Hospitals must cut services to stay afloat, watchdog quango warns

Hospitals will have to reduce services, sell off buildings and move into smaller premises to cope with financial pressures in the next few years, the head of the foundation trusts’ regulatory body has warned.

Accident and emergency departments treating only a few serious cases may be downgraded to minor injury units

William Moyes, who steps down from his role as executive chairman of Monitor after six years told The Times that too many hospitals were not grasping the economic challenges ahead.

While political parties have promised to protect NHS funding and avoid service cuts, Mr Moyes said it was inevitable that some hospitals would have to reduce services and sell off assets to keep afloat.

Any hospital department that was treating too few patients to cover its costs risked compromising the quality of care, he said. Some maternity and paediatric units, which are very costly to run, might be merged or relocated, while A&E; departments could be downgraded to minor injury units if they had a small number of serious cases that could be sent elsewhere.

“People need to know where they are making money or losing money. If you find a service where the income can’t cover the cost, you may eventually have to question whether the income is ever going to be sufficient, and whether this is in fact the wrong activity for the hospital.

“In quite a lot of places the number of births is too small to support the cost of giving a high-quality service.
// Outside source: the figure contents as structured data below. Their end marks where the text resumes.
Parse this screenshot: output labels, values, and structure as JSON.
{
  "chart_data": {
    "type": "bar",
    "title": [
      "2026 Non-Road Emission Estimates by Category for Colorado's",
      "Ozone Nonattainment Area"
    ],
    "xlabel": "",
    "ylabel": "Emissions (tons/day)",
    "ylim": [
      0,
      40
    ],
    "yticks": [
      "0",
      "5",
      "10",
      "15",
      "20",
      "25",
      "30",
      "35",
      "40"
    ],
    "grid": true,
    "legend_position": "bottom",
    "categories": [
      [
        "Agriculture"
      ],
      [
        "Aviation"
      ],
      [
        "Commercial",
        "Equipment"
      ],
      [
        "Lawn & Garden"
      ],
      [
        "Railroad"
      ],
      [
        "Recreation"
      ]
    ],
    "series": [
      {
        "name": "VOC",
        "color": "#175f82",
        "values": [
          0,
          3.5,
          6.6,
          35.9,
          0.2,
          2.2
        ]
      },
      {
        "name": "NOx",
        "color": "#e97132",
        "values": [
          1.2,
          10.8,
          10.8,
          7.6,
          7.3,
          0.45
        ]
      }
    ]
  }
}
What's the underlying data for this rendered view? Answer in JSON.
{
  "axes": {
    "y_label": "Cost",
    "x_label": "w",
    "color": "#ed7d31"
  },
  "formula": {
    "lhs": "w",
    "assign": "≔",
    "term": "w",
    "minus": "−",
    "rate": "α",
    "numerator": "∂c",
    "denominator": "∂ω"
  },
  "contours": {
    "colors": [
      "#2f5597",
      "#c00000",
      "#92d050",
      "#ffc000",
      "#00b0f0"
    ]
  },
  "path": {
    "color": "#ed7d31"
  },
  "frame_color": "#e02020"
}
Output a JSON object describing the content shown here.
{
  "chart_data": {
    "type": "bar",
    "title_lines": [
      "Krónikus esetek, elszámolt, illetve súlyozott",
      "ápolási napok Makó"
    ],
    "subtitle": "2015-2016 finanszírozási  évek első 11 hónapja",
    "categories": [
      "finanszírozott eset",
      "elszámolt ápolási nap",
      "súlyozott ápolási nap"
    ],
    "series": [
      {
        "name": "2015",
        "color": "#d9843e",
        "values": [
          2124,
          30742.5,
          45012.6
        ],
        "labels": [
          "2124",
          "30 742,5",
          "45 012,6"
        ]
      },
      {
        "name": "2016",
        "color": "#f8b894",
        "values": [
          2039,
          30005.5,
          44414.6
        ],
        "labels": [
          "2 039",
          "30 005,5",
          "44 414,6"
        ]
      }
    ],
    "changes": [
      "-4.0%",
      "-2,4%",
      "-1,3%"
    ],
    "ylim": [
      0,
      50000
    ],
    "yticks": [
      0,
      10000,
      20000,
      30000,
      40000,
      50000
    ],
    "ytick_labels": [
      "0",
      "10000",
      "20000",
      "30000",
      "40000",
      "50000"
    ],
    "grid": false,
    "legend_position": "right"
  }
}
You have three choices: increase the flow of patients, move the service elsewhere or stay as you are and risk compromising the care.”

Mr Moyes, who oversees the regulation of finances and governance of England’s 125 flagship foundation trusts, said that as well as focusing on core departments, trusts would need to consider stripping out “uneconomic” facilities such as pathology laboratories and scanning units in some hospitals that were being used for very small numbers of patients.

“There may be surplus assets — buildings, land, equipment, stuff they think they might need in years to come under their development plans — and in some cases working in a much smaller physical space and disposing of all the hospital penumbra that can be brought into the main building.”

Mr Moyes said he had requested that foundation trust chief executives resubmit a “downside assessment” — stripping back their budgets — to get a more realistic grasp of the funding pressures they faced. He said that he was disappointed when, on being asked to revise their financial predictions in September, a number of trusts had resubmitted even more rosetinted forecasts of growth.

“You can’t assume everything will go well and if a problem arises the Department of Health will bail you out,” he said.

His warnings were echoed yesterday by Sir David Nicholson, the chief executive of the NHS, who described the coming years as “extremely challenging”. Giving evidence to the Commons Health Select Committee, Sir David warned of pay cuts and service reorganisation. “It is going to be very tough,” he said, adding that tighter budgets would mean the 1 per cent pay cap demanded by the Treasury would be treated by NHS managers as a maximum rise, not an entitlement. His comments came a day after inflation hit 2.9 per cent when unions are already angry over a pay freeze on council workers.

“There is essentially a trade-off between pay and numbers of jobs,” he told the committee. “In a cash-limited system, that is the big unknown for us. We need to talk through with the trade unions and staff associations about what that trade-off is.”

Sir David has previously warned that the NHS would have to find productivity and efficiency savings of between £15 billion and £20 billion over the three years 2011-12 to 2013-14.

The head of the Audit Commission added to the debate, saying that political pledges to safeguard spending on health and education were “insane”.

Steve Bundred told the Commons public administration committee that billions would have to be saved. “It seems to me absurd to imagine that the only services where no efficiencies can be found are those that have been the most generously funded for ten years,” he said.

Mr Moyes said he thought that an “unintended benefit” of future economic turbulence would be to heighten hospitals’ understanding that they had to operate with a robust business model.

“A lot of hospitals, even the very good ones, are at the stage of learning how to think long-term,” he said. “We are good at strong visions, big pictures, but we need to learn to be very good at pessimism and what will happen if things are not going to turn out well.”